The world as seen by Nimo!

Valentines in the bush

I am a diehard romantic, very grateful for the corny day where people get to give flowers and chocolates for no reason other than love. This year I got myself stuck in a bush with a bunch of amazing scientists.

Don’t get me wrong I am a sucker for adventures and would with no doubt, team up with a bunch of strangers {my pocket knife at hand 🤣} and definitely go to explore new culture and wildlife, while driving through a dried-up mangrove vegetation, trying to look for fish to sample.

Our old four wheeled land cruiser got stuck in the narrow filled vegetation road. As if mother nature was angry, we also got a puncture we couldn’t repair.

Why you may ask? Was because we did not have the right spanner, well, poor planning you might say or just sheer bad luck, but we were in for an unpredictable day 🙂.

We got our umbrellas out, thank goodness there was plenty of shade, got our snacks and started loading our minds with interesting conversations.

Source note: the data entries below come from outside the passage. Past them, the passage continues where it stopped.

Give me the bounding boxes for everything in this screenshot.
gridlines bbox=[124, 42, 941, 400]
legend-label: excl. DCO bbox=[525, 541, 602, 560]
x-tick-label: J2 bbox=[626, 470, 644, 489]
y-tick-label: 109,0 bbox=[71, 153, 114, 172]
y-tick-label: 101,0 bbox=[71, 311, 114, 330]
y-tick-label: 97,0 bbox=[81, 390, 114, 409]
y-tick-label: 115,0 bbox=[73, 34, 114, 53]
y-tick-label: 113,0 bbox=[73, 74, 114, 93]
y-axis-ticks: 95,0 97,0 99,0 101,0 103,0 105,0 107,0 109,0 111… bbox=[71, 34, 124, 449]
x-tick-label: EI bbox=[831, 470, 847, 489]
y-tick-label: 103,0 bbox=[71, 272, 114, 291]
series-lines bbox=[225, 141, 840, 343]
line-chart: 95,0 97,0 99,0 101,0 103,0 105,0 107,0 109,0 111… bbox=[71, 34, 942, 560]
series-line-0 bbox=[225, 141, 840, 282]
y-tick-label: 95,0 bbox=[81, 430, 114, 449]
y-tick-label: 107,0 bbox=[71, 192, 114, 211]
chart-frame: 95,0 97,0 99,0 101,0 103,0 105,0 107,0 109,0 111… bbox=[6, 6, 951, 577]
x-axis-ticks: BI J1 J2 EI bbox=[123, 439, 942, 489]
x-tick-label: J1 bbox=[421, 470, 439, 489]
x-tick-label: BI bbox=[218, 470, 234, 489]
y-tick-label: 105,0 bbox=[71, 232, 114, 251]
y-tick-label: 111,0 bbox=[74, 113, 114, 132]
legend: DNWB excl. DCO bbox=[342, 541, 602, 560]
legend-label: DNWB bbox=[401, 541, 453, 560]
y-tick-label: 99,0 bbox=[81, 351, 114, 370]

Suddenly, all the people who had directed us to the ditch had disappeared. It was just us, the distant noises of wildlife and our messed-up vehicles. As the hours passed the stories started getting unappealing, the laughers dwindled and no motorbikes or strolling pedestrians were passing by. We were all alone in the semi-arid shrubs, with no sense of direction.

Finally, some of our strongly heroic men decided to walk for over 5km in the scorching 34 degrees Celsius blazing hot sun to seek help. We ate bread, lamented about our catastrophe for about three hours before two women and a man finally appeared. They looked worn out, but fulfilled having fished some enormous size cafish. We bought some, all in the spirit of supporting local businesses and asking for help.

We learnt that they were a couple and the daughter’s mother, it was disheartening to see that she was barely sixteen and already married to the fisherman. I couldn’t fathom that child brides still existed in the country, according to UNICEF, 23% of girls in Kenya are married off before they turn 18.

At that moment I wished there was something I could do but honestly, I would just have been intrusion. Maybe she had already come to terms with her lifestyle or maybe she loved her life. We’d never really get to know, and as she walked away with her husband and mother, I said a little prayer for her, that she finds joy.

As the sun started to set, our superheroes had not yet returned from their hunt for help, we started a fire as we smoked the fish, sharing thoughts of how we would sleep in the forest if no one came to our rescue and how the fire would have to stay lit, the whole night to scare the hyenas and how we’d have to cram up in the vehicle. Then finally our heroes came back on a motorbike with several varying spanners and a hammer, just in case. And in a few it was time to go back to civilization.

I asked to ride with the motorbike guy, his name was Abdul. I was curious about his interests and his culture. On asking about school, he defensively said that school doesn’t matter, as much as a comfortable life and survival in the heat.

He told me he was twenty-two, married a twenty-year-old wife, they had been married for a year and already had a baby girl. He asked me to be his second wife so I could give him a boy, I wondered if boys still meant that much to the African culture, and if giving birth to a girl still meant that little.

Well, as we biked off in the dusk, now barely hearing the sounds of hyenas, I was grateful for one thing, that maybe one day things would be different, but in the meantime, I just needed food.